We moved to the final area of the day and got a couple more climbs in, this time with sun. The rock was a bit drier, well except for a tiny waterfall halfway through one route. On the one hand it was kind of fun having a bit of water splash on you, on the other the wet holds were less fun. I created a bit of extra excitement for myself by traversing a section too low, removing some protection, realising my mistake and having to back track a little uncomfortably aware that I’d now be more likely to swing if I fell. It proved to be a good incentive to get me through, though my shoulder crunched in disapproval at some of the pulling my arm was doing.
It was at the top of this climb I demonstrated my skill at falling on my arse as we walked back down. More precisely as I took the first step of walking back down…

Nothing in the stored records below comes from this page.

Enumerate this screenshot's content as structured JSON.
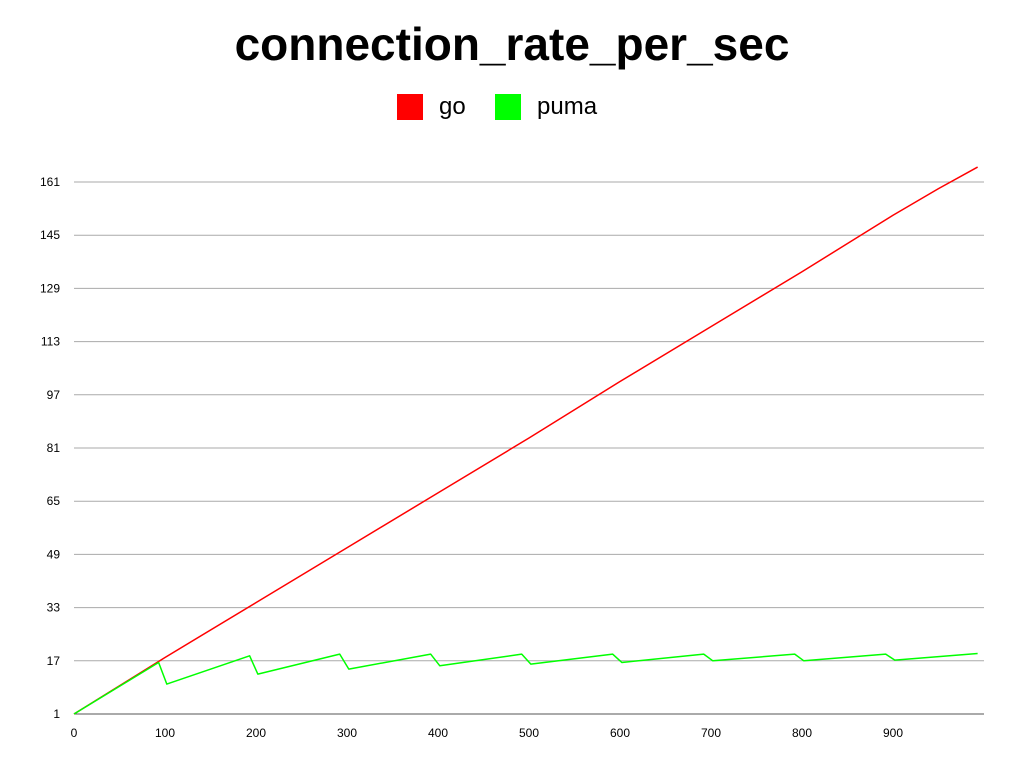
{
  "chart_data": {
    "type": "line",
    "title": "connection_rate_per_sec",
    "xlabel": "",
    "ylabel": "",
    "xlim": [
      0,
      993
    ],
    "ylim": [
      1,
      161
    ],
    "x_ticks": [
      "0",
      "100",
      "200",
      "300",
      "400",
      "500",
      "600",
      "700",
      "800",
      "900"
    ],
    "y_ticks": [
      "1",
      "17",
      "33",
      "49",
      "65",
      "81",
      "97",
      "113",
      "129",
      "145",
      "161"
    ],
    "grid": "horizontal",
    "legend_position": "top-center",
    "series": [
      {
        "name": "go",
        "color": "#ff0000",
        "x": [
          0,
          100,
          200,
          300,
          400,
          500,
          600,
          700,
          800,
          850,
          900,
          950,
          993
        ],
        "y": [
          1,
          18,
          34.5,
          51,
          67.5,
          84,
          101,
          117.5,
          134,
          142.5,
          151,
          159,
          165.5
        ]
      },
      {
        "name": "puma",
        "color": "#00ff00",
        "x": [
          0,
          93,
          102,
          193,
          202,
          292,
          302,
          392,
          402,
          492,
          502,
          592,
          602,
          692,
          702,
          792,
          802,
          892,
          902,
          993
        ],
        "y": [
          1,
          16.5,
          10,
          18.5,
          13,
          19,
          14.5,
          19,
          15.5,
          19,
          16,
          19,
          16.5,
          19,
          17,
          19,
          17,
          19,
          17.2,
          19.2
        ]
      }
    ]
  }
}
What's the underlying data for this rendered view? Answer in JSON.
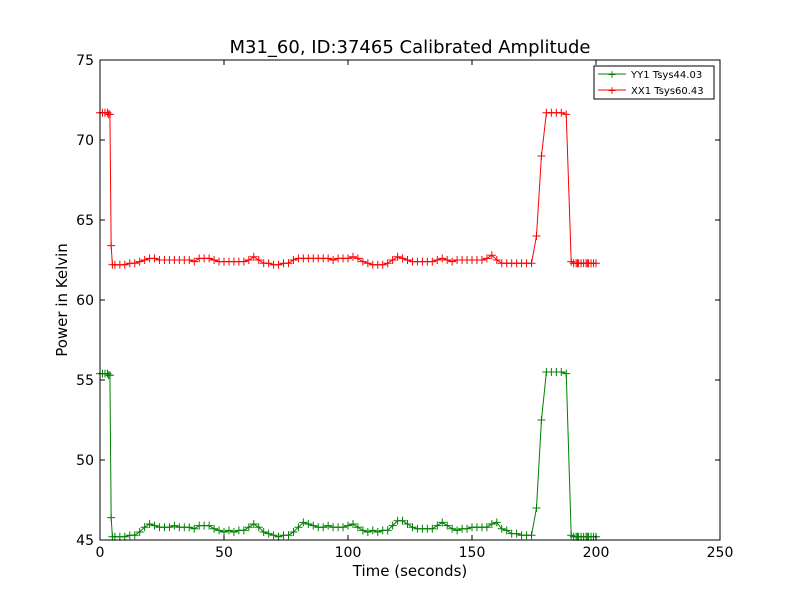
{
  "chart_data": {
    "type": "line",
    "title": "M31_60, ID:37465 Calibrated Amplitude",
    "xlabel": "Time (seconds)",
    "ylabel": "Power in Kelvin",
    "xlim": [
      0,
      250
    ],
    "ylim": [
      45,
      75
    ],
    "xticks": [
      0,
      50,
      100,
      150,
      200,
      250
    ],
    "yticks": [
      45,
      50,
      55,
      60,
      65,
      70,
      75
    ],
    "xtick_labels": [
      "0",
      "50",
      "100",
      "150",
      "200",
      "250"
    ],
    "ytick_labels": [
      "45",
      "50",
      "55",
      "60",
      "65",
      "70",
      "75"
    ],
    "grid": false,
    "legend": "top-right",
    "marker": "+",
    "series": [
      {
        "name": "YY1 Tsys44.03",
        "color": "#008000",
        "x": [
          0,
          1,
          2,
          3,
          3.5,
          4,
          4.5,
          5,
          6,
          8,
          10,
          12,
          14,
          16,
          18,
          20,
          22,
          24,
          26,
          28,
          30,
          32,
          34,
          36,
          38,
          40,
          42,
          44,
          46,
          48,
          50,
          52,
          54,
          56,
          58,
          60,
          62,
          64,
          66,
          68,
          70,
          72,
          74,
          76,
          78,
          80,
          82,
          84,
          86,
          88,
          90,
          92,
          94,
          96,
          98,
          100,
          102,
          104,
          106,
          108,
          110,
          112,
          114,
          116,
          118,
          120,
          122,
          124,
          126,
          128,
          130,
          132,
          134,
          136,
          138,
          140,
          142,
          144,
          146,
          148,
          150,
          152,
          154,
          156,
          158,
          160,
          162,
          164,
          166,
          168,
          170,
          172,
          174,
          176,
          178,
          180,
          182,
          184,
          186,
          188,
          190,
          191,
          192,
          192.5,
          193,
          194,
          195,
          196,
          196.5,
          197,
          198,
          199,
          200
        ],
        "y": [
          55.4,
          55.4,
          55.4,
          55.4,
          55.3,
          55.3,
          46.4,
          45.2,
          45.2,
          45.2,
          45.2,
          45.3,
          45.3,
          45.5,
          45.8,
          46.0,
          45.9,
          45.8,
          45.8,
          45.8,
          45.9,
          45.8,
          45.8,
          45.8,
          45.7,
          45.9,
          45.9,
          45.9,
          45.7,
          45.6,
          45.5,
          45.6,
          45.5,
          45.6,
          45.6,
          45.8,
          46.0,
          45.8,
          45.5,
          45.4,
          45.3,
          45.2,
          45.3,
          45.3,
          45.5,
          45.8,
          46.1,
          46.0,
          45.9,
          45.8,
          45.8,
          45.9,
          45.8,
          45.8,
          45.8,
          45.9,
          46.0,
          45.8,
          45.6,
          45.5,
          45.6,
          45.5,
          45.6,
          45.6,
          45.9,
          46.2,
          46.2,
          46.0,
          45.8,
          45.7,
          45.7,
          45.7,
          45.7,
          45.9,
          46.1,
          45.9,
          45.7,
          45.6,
          45.7,
          45.7,
          45.8,
          45.8,
          45.8,
          45.8,
          46.0,
          46.1,
          45.7,
          45.6,
          45.4,
          45.4,
          45.3,
          45.3,
          45.3,
          47.0,
          52.5,
          55.5,
          55.5,
          55.5,
          55.5,
          55.4,
          45.3,
          45.2,
          45.2,
          45.2,
          45.2,
          45.2,
          45.2,
          45.2,
          45.2,
          45.2,
          45.2,
          45.2,
          45.2
        ],
        "x_note": ""
      },
      {
        "name": "XX1 Tsys60.43",
        "color": "#ff0000",
        "x": [
          0,
          1,
          2,
          3,
          3.5,
          4,
          4.5,
          5,
          6,
          8,
          10,
          12,
          14,
          16,
          18,
          20,
          22,
          24,
          26,
          28,
          30,
          32,
          34,
          36,
          38,
          40,
          42,
          44,
          46,
          48,
          50,
          52,
          54,
          56,
          58,
          60,
          62,
          64,
          66,
          68,
          70,
          72,
          74,
          76,
          78,
          80,
          82,
          84,
          86,
          88,
          90,
          92,
          94,
          96,
          98,
          100,
          102,
          104,
          106,
          108,
          110,
          112,
          114,
          116,
          118,
          120,
          122,
          124,
          126,
          128,
          130,
          132,
          134,
          136,
          138,
          140,
          142,
          144,
          146,
          148,
          150,
          152,
          154,
          156,
          158,
          160,
          162,
          164,
          166,
          168,
          170,
          172,
          174,
          176,
          178,
          180,
          182,
          184,
          186,
          188,
          190,
          191,
          192,
          192.5,
          193,
          194,
          195,
          196,
          196.5,
          197,
          198,
          199,
          200
        ],
        "y": [
          71.7,
          71.7,
          71.7,
          71.7,
          71.6,
          71.6,
          63.4,
          62.2,
          62.2,
          62.2,
          62.2,
          62.3,
          62.3,
          62.4,
          62.5,
          62.6,
          62.6,
          62.5,
          62.5,
          62.5,
          62.5,
          62.5,
          62.5,
          62.5,
          62.4,
          62.6,
          62.6,
          62.6,
          62.5,
          62.4,
          62.4,
          62.4,
          62.4,
          62.4,
          62.4,
          62.5,
          62.7,
          62.5,
          62.3,
          62.3,
          62.2,
          62.2,
          62.3,
          62.3,
          62.5,
          62.6,
          62.6,
          62.6,
          62.6,
          62.6,
          62.6,
          62.6,
          62.5,
          62.6,
          62.6,
          62.6,
          62.7,
          62.6,
          62.4,
          62.3,
          62.2,
          62.2,
          62.2,
          62.3,
          62.5,
          62.7,
          62.6,
          62.5,
          62.4,
          62.4,
          62.4,
          62.4,
          62.4,
          62.5,
          62.6,
          62.5,
          62.4,
          62.5,
          62.5,
          62.5,
          62.5,
          62.5,
          62.5,
          62.6,
          62.8,
          62.5,
          62.3,
          62.3,
          62.3,
          62.3,
          62.3,
          62.3,
          62.3,
          64.0,
          69.0,
          71.7,
          71.7,
          71.7,
          71.7,
          71.6,
          62.4,
          62.3,
          62.3,
          62.3,
          62.3,
          62.3,
          62.3,
          62.3,
          62.3,
          62.3,
          62.3,
          62.3,
          62.3
        ]
      }
    ]
  }
}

Despite some vaguely good intentions a combination of poor weather and fatigue from a day spent outdoors meant I never managed a run the rest of the weekend. Making a total of 0 hours tri training for the period. I got home today and spent an hour on the rollers doing a nice easy spin to get back into things and have bigger plans for the rest of the week. I can’t complain about the small break it’s been 3 full months of solid training building my volume and effort up and without any significant breaks. Climbing was a great way to take a break too, still active, still needing mental focus, but an entirely different discipline to my usual routine. I can’t wait to go for the Alps and hope to get back to the crags at the Lakes sooner.